Anatolian Bulghur pilav
- 1 cup bulghur wheat, washed and drained
- 1 onion, chopped
- 1 tomato, diced
- 1 teaspoon tomato paste
- 1 green pepper, chopped
- 2 tablespoons oil
- 1 teaspoon salt
How about adding a local twist to your Thanksgiving meal? Anatolian bulghur pilav, a favorite of turkish cuisine, will go well with roasted turkey. Fry the oil in a pan over low heat. Add chopped onions and fry for a while. Add the chopped green peppers into the pan and fry for 2 minutes. Now add the tomato paste in the pan along with the washed the bulghur. Stir the ingredients for 2 minutes. Add two cups of hot water and cook on medium heat until the bulghur absorbs all the water.

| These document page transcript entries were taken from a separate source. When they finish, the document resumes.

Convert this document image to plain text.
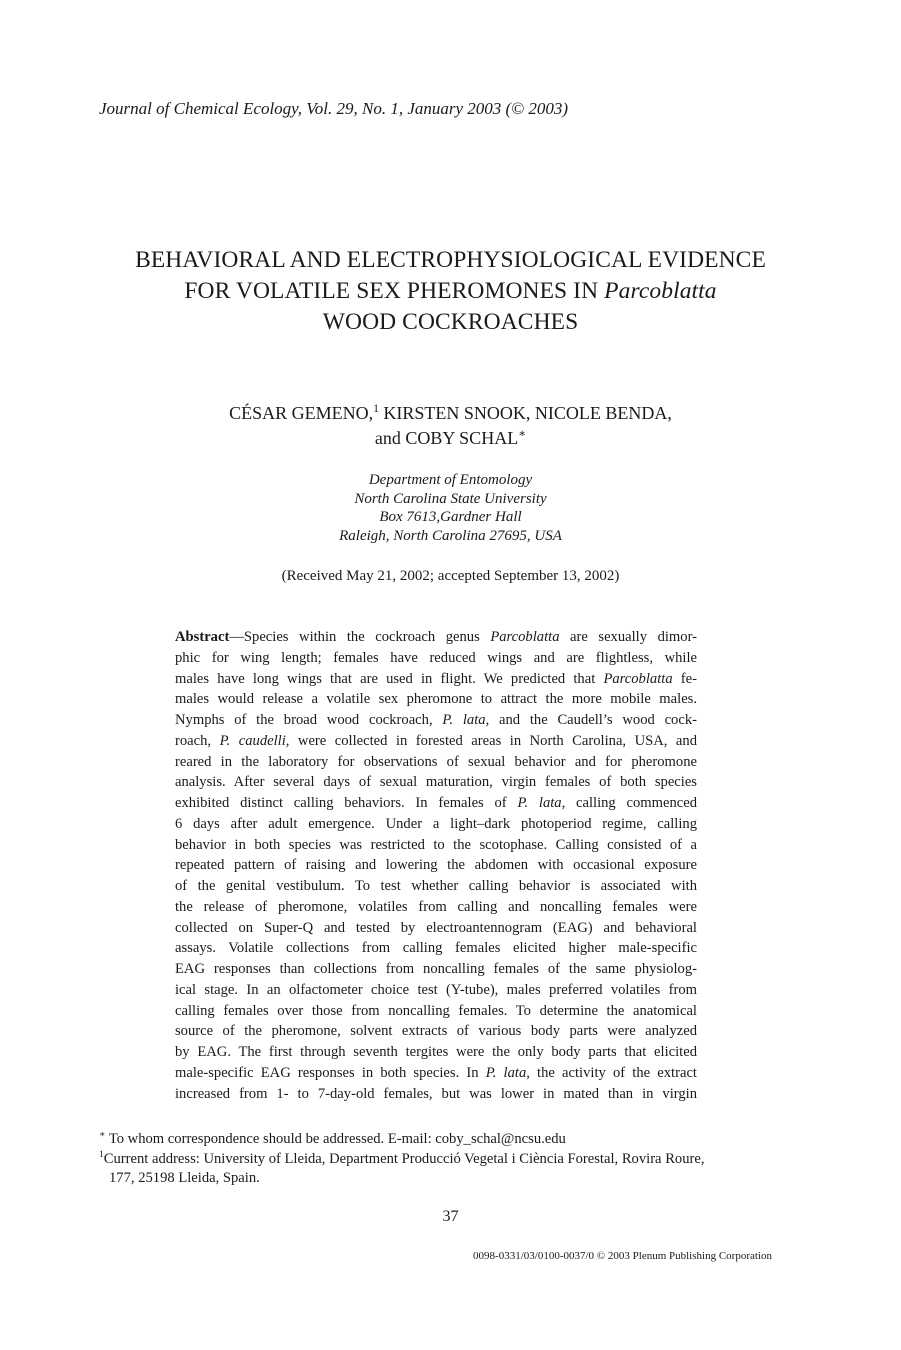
Journal of Chemical Ecology, Vol. 29, No. 1, January 2003 (© 2003)
BEHAVIORAL AND ELECTROPHYSIOLOGICAL EVIDENCE
FOR VOLATILE SEX PHEROMONES IN Parcoblatta
WOOD COCKROACHES
CÉSAR GEMENO,$^1$ KIRSTEN SNOOK, NICOLE BENDA,
and COBY SCHAL∗
Department of Entomology
North Carolina State University
Box 7613,Gardner Hall
Raleigh, North Carolina 27695, USA
(Received May 21, 2002; accepted September 13, 2002)
Abstract—Species within the cockroach genus Parcoblatta are sexually dimor-
phic for wing length; females have reduced wings and are flightless, while
males have long wings that are used in flight. We predicted that Parcoblatta fe-
males would release a volatile sex pheromone to attract the more mobile males.
Nymphs of the broad wood cockroach, P. lata, and the Caudell’s wood cock-
roach, P. caudelli, were collected in forested areas in North Carolina, USA, and
reared in the laboratory for observations of sexual behavior and for pheromone
analysis. After several days of sexual maturation, virgin females of both species
exhibited distinct calling behaviors. In females of P. lata, calling commenced
6 days after adult emergence. Under a light–dark photoperiod regime, calling
behavior in both species was restricted to the scotophase. Calling consisted of a
repeated pattern of raising and lowering the abdomen with occasional exposure
of the genital vestibulum. To test whether calling behavior is associated with
the release of pheromone, volatiles from calling and noncalling females were
collected on Super-Q and tested by electroantennogram (EAG) and behavioral
assays. Volatile collections from calling females elicited higher male-specific
EAG responses than collections from noncalling females of the same physiolog-
ical stage. In an olfactometer choice test (Y-tube), males preferred volatiles from
calling females over those from noncalling females. To determine the anatomical
source of the pheromone, solvent extracts of various body parts were analyzed
by EAG. The first through seventh tergites were the only body parts that elicited
male-specific EAG responses in both species. In P. lata, the activity of the extract
increased from 1- to 7-day-old females, but was lower in mated than in virgin
∗ To whom correspondence should be addressed. E-mail: coby_schal@ncsu.edu
$^1$Current address: University of Lleida, Department Producció Vegetal i Ciència Forestal, Rovira Roure,
177, 25198 Lleida, Spain.
37
0098-0331/03/0100-0037/0 © 2003 Plenum Publishing Corporation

Turkish candied Pumpkin desert
- 1 kilogram fresh pumpkin, cut
- 2 cups of sugar
- 2 cinnamon sticks
- Crushed walnuts and Turkish "kaymak" (cream) for garnish
Instead of cooking a pumpkin pie for the finale of your Thanksgiving meal, why don't you try the Turkish candied pumpkin desert? Peel the pumpkin. Cut it into big chunks. Pour the sugar over it and let it sit overnight in a bowl. The next day, add 4-5 cloves in to the pot and cook on medium heat for about 30 minutes until the pumpkin looks soft. Garnish with walnuts or coconut. Better when served cool.